Auch die Beschäftigten im Euro-Kern sind betroffen
Die restriktive Fiskal- und Lohnpolitik der Eurozone manövriert die Gewerkschaften insgesamt in eine verschärfte Wettbewerbssituation – und zwar nicht nur in den peripheren Staaten des Südens. Der daraus resultierende Druck zu einer Politik der „internen Abwertung“ (= Preis- und Lohnkürzungen) führt oft dazu, dass Regierungen versuchen, das Wirtschaftswachstum primär über eine Liberalisierung der Arbeitsmärkte anzukurbeln. Die Gewerkschaften sind die „Verliererinnen“ dieser Politik. Lohnkürzungen lassen sich nämlich nicht im Parlament beschließen, sondern verlangen nach einer Entmachtung der Gewerkschaften am Arbeitsmarkt.

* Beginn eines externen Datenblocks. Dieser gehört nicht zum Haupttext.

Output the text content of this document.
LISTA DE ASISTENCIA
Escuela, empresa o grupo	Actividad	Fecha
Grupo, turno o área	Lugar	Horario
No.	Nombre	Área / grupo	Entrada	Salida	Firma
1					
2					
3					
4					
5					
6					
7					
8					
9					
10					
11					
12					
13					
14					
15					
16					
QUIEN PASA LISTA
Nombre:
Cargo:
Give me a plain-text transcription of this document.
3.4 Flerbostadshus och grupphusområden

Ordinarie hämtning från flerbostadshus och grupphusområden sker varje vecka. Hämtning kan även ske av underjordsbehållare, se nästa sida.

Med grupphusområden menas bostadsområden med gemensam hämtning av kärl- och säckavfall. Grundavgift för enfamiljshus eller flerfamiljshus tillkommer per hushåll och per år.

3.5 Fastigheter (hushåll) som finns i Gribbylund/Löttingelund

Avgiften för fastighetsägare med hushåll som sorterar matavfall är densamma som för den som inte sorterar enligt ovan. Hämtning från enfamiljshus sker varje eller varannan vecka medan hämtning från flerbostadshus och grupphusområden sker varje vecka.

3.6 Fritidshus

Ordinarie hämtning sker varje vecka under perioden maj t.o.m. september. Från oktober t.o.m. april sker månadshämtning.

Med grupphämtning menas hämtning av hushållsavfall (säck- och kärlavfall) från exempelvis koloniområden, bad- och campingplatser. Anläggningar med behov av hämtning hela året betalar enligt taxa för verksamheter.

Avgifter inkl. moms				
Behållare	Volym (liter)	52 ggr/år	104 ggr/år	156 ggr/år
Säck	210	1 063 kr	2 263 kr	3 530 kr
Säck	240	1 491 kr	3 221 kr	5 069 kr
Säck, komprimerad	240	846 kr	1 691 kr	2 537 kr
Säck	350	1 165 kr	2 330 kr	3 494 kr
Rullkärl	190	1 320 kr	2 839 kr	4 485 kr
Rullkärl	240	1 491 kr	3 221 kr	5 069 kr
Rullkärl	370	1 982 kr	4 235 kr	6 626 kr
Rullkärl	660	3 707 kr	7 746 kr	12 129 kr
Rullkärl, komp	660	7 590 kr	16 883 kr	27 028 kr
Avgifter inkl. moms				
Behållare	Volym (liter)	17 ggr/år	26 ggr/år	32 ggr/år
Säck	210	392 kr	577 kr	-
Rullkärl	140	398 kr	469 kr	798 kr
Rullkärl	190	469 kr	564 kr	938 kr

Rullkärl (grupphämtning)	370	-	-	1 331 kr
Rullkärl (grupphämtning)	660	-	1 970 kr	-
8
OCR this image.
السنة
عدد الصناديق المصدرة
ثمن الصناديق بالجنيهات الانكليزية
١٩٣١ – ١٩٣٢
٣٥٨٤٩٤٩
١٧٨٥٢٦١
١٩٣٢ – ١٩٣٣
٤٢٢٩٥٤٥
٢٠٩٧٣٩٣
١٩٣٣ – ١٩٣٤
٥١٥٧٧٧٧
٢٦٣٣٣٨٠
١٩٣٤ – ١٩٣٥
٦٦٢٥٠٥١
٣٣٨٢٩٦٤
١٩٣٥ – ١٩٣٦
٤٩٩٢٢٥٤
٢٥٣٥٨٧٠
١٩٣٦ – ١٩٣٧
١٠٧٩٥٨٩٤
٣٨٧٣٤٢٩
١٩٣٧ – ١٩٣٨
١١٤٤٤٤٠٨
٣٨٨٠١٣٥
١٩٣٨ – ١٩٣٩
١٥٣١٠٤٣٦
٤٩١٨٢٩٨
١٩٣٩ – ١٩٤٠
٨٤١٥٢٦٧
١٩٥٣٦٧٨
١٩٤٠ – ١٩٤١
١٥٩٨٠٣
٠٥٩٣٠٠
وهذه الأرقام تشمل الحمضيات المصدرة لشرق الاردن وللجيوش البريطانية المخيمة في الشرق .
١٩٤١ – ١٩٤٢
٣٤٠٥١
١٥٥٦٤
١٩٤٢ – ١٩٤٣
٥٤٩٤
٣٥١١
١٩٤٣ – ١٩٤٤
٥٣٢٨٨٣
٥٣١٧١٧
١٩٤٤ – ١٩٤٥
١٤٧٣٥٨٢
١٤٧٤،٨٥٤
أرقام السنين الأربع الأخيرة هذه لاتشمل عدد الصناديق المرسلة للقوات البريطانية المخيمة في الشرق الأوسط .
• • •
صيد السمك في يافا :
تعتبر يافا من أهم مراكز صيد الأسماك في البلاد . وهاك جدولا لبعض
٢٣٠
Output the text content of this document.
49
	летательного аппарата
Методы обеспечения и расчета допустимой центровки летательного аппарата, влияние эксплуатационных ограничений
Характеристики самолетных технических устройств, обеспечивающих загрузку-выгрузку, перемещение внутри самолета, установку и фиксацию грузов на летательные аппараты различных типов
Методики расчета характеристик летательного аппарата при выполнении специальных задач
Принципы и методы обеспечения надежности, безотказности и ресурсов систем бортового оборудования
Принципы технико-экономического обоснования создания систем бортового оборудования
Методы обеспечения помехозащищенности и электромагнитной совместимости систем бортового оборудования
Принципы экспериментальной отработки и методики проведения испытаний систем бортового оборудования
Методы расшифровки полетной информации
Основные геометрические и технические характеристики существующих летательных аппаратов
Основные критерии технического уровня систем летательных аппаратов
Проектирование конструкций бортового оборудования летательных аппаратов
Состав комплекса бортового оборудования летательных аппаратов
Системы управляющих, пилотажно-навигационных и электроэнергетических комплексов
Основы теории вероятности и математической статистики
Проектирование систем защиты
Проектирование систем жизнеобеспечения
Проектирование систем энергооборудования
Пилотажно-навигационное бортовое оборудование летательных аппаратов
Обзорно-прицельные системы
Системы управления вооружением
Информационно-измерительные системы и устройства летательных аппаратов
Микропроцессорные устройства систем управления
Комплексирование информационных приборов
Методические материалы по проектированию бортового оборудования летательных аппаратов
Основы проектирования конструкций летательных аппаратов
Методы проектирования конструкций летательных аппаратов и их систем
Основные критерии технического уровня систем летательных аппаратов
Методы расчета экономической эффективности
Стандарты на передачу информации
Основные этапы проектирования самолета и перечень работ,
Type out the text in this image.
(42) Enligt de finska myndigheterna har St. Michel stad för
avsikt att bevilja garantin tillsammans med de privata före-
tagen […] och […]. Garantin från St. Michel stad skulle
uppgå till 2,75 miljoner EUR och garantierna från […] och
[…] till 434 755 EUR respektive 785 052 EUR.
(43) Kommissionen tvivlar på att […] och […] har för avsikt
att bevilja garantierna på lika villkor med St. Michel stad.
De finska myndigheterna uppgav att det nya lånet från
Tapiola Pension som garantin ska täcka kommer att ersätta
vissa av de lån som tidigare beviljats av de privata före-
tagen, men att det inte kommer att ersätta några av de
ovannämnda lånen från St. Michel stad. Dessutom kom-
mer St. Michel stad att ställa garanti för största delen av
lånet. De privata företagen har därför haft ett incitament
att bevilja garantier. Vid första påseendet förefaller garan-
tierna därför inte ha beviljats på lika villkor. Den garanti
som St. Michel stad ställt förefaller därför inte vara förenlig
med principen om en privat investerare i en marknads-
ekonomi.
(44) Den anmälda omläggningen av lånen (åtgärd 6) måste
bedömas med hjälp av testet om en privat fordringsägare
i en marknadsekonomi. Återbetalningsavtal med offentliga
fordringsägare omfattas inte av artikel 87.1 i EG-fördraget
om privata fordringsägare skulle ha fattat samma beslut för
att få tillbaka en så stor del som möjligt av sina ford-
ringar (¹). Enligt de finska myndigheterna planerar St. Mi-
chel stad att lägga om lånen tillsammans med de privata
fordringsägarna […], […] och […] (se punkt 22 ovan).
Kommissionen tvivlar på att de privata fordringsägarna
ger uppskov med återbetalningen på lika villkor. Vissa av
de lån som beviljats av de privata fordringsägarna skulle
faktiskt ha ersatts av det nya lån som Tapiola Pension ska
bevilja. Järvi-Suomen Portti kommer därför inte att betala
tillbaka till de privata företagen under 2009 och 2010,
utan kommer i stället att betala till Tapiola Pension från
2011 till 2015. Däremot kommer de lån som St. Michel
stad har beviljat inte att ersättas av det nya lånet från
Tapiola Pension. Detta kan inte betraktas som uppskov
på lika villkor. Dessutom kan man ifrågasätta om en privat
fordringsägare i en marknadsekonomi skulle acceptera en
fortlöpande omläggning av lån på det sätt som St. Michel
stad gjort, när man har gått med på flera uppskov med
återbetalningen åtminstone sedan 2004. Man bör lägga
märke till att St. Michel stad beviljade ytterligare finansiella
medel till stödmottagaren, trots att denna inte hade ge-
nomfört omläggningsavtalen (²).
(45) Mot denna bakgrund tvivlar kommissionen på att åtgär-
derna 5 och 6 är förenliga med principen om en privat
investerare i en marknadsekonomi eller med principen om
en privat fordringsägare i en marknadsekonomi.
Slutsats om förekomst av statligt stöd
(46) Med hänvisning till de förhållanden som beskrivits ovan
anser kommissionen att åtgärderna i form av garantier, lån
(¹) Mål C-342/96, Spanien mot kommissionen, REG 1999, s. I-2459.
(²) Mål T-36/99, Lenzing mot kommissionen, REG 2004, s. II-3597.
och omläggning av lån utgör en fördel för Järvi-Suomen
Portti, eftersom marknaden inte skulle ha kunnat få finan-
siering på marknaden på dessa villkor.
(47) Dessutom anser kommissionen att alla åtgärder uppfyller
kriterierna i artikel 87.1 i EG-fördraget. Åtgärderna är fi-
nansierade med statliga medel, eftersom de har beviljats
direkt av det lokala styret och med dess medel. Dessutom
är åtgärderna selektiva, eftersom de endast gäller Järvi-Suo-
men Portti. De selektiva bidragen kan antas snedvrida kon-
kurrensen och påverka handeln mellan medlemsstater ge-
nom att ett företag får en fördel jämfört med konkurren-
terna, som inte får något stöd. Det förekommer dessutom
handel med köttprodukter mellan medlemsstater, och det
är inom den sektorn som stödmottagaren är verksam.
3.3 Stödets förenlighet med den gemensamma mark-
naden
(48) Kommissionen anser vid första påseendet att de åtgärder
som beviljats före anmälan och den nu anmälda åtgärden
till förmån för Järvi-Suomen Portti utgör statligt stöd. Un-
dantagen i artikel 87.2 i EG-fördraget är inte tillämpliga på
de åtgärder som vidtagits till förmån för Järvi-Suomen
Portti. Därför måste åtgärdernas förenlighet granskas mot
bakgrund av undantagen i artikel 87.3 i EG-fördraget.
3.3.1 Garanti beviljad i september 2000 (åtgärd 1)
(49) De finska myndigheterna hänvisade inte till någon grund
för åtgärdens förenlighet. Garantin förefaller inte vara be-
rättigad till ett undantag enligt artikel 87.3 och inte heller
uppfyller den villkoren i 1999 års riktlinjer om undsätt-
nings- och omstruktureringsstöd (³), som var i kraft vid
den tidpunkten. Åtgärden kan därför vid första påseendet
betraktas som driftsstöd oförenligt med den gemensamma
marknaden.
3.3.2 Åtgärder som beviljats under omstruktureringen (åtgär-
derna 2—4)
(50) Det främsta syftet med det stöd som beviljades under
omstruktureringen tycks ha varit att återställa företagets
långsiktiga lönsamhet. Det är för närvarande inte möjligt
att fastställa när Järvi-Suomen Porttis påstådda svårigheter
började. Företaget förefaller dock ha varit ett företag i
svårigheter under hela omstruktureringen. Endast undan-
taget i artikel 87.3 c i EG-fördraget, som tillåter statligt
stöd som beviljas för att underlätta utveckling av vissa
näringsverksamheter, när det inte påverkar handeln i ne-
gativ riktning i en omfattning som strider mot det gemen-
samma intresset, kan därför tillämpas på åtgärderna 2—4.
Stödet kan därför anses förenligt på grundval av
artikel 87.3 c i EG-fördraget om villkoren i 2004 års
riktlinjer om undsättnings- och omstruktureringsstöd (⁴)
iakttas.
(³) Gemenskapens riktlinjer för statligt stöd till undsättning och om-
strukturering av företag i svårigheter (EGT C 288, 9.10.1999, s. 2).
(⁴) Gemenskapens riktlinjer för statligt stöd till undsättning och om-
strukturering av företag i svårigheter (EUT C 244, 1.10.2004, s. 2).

Um diesen Druck auf die Gewerkschaften zu messen, vergleicht unsere Studie anhand von Daten der „Liberalization Database 1973–2013“ das Ausmaß an Arbeitsmarktliberalisierung in Mitgliedern sowie Nicht-Mitgliedern der Eurozone. Ein stärkerer Trend zu Liberalisierung innerhalb der Eurozone würde darauf hindeuten, dass die Regierungen auf die Fiskalregeln und Lohnüberwachungsmechanismen der gemeinsamen Währungsunion mit einer Politik der internen Abwertung reagieren. Tatsächlich zeigen die Daten, dass die Lohnverhandlungssysteme und Kündigungsschutzregelungen innerhalb der Eurozone vor allem von 2009 bis 2013 deutlich stärker als in entwickelten Industriestaaten außerhalb der Eurozone liberalisiert wurden. Dies ist insofern nicht überraschend, als dass Eingriffe in das Lohnverhandlungssystem dem Staat eine effektive Möglichkeit zur Durchsetzung von Lohnzurückhaltung bieten.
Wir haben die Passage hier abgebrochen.